To me, Newsweek was always only a Time-lite, but of course I'm talking about Time when it was great, run by Henry Luce. As a child, I used to collect old editions of Time magazine, building up a near-complete set of them 1923-1967 (the editions after 1967 were not worth anything but scraping one's butt on them), and so I'm pretty familiar with the magazine, once an Institution. I also collected old Newsweek magazines, but not nearly as many.
The extinction of the weekly newsmagazine was perhaps inevitable, given changes in technology and communication, but I bet both Time and Newsweek could've staved off the Grim Reaper for at least another 20 years, had they adhered to the standards of Henry Luce, relaying the news rather than propagating viewpoints not really popular with the public.
I haven't even looked at a Time magazine the past three years, when il Duce Bo began being a common cover-figure--39 times in 52 weeks, or something like that. It was too too too much; even Franklin Roosevelt and Ronald Reagan, not to mention other prominent world leaders, appeared on the cover that much.
Overkill.
Actually, my final disillusionment with Time dates from 1990, when the magazine named Mikhail Gorbachev as "Man of the Decade," rather than someone else who, uh, did a great deal more than the Soviet dictator. It was obvious why the magazine selected Gorbachev, because the alternative was someone who did not represent the liberal elites' point of view.

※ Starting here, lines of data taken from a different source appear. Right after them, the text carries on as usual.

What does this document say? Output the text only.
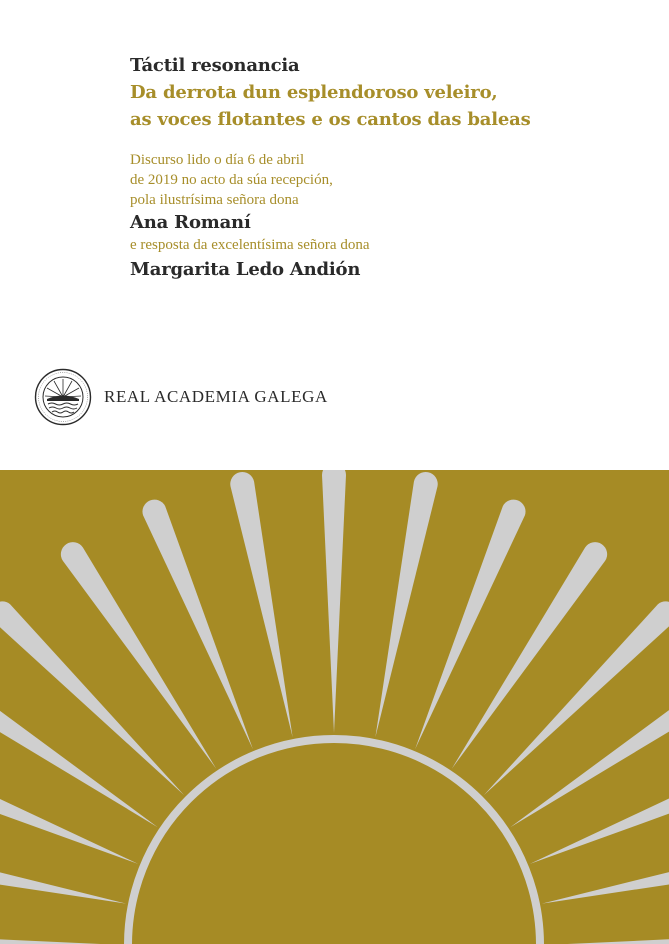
Táctil resonancia
Da derrota dun esplendoroso veleiro,
as voces flotantes e os cantos das baleas
Discurso lido o día 6 de abril
de 2019 no acto da súa recepción,
pola ilustrísima señora dona
Ana Romaní
e resposta da excelentísima señora dona
Margarita Ledo Andión
REAL ACADEMIA GALEGA
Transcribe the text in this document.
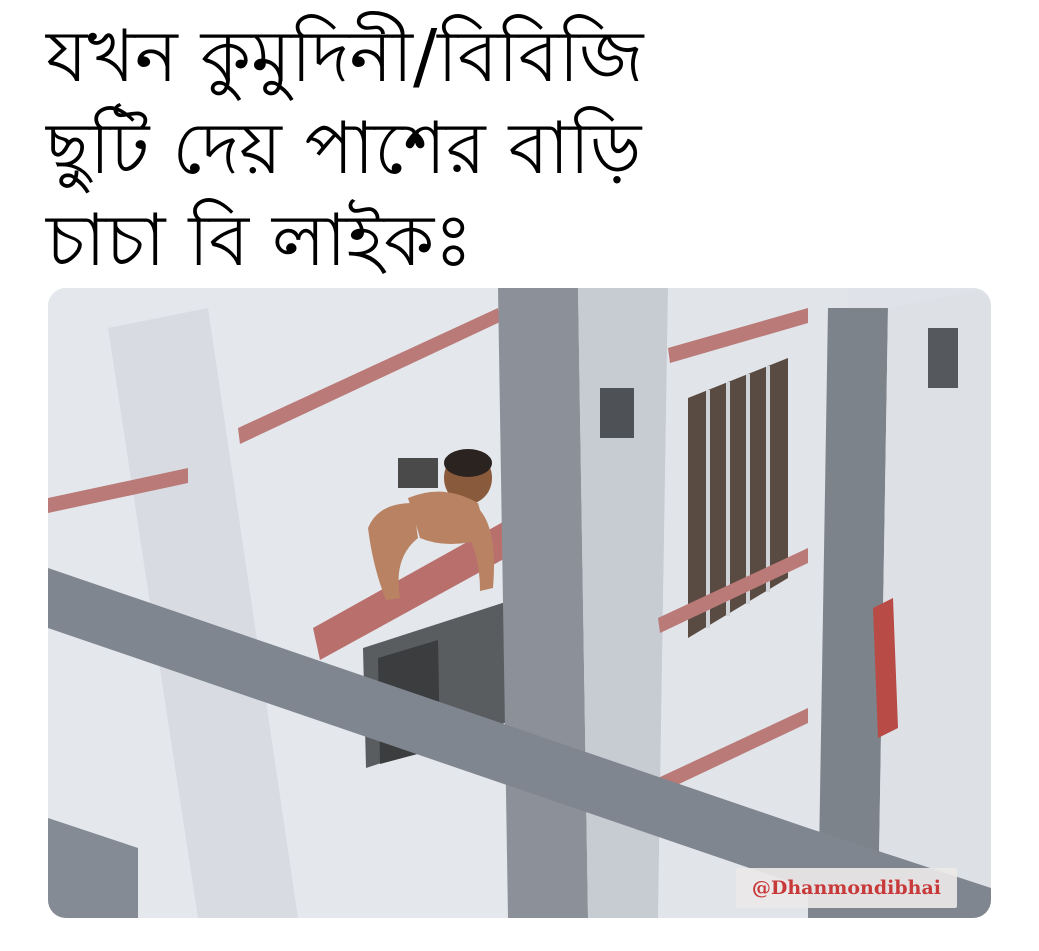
যখন কুমুদিনী/বিবিজি
ছুটি দেয় পাশের বাড়ি
চাচা বি লাইকঃ
@Dhanmondibhai
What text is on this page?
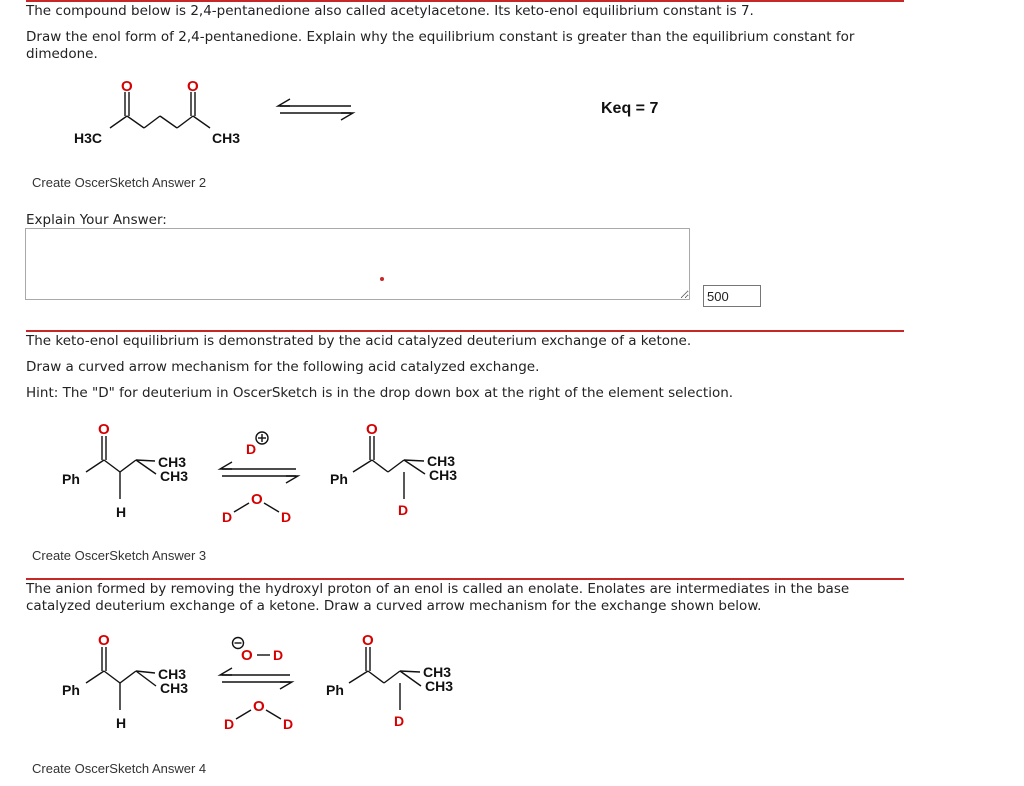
The compound below is 2,4-pentanedione also called acetylacetone. Its keto-enol equilibrium constant is 7.
Draw the enol form of 2,4-pentanedione. Explain why the equilibrium constant is greater than the equilibrium constant for
dimedone.
O	O
H3C	CH3
Keq = 7
Create OscerSketch Answer 2
Explain Your Answer:
500
The keto-enol equilibrium is demonstrated by the acid catalyzed deuterium exchange of a ketone.
Draw a curved arrow mechanism for the following acid catalyzed exchange.
Hint: The "D" for deuterium in OscerSketch is in the drop down box at the right of the element selection.
Ph
O
CH3
CH3
H
D
D
O
D
Ph
O
CH3
CH3
D
Create OscerSketch Answer 3
The anion formed by removing the hydroxyl proton of an enol is called an enolate. Enolates are intermediates in the base
catalyzed deuterium exchange of a ketone. Draw a curved arrow mechanism for the exchange shown below.
Ph
O
CH3
CH3
H
O D
D
O
D
Ph
O
CH3
CH3
D
Create OscerSketch Answer 4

And so that's what's killing the weekly newsmagazines perhaps 20 years sooner than they have to go; their strident advocacy of political views not really popular with the general public. There's a place in the "market" for such magazines--the Nation being a good example--and while such magazines may flourish and prosper, they also lack the big circulation numbers.
And the problem with both Time and Newsweek is that the market was already glutted with Bo fanzines; they were offering nothing new or different, just the same stuff as all these others.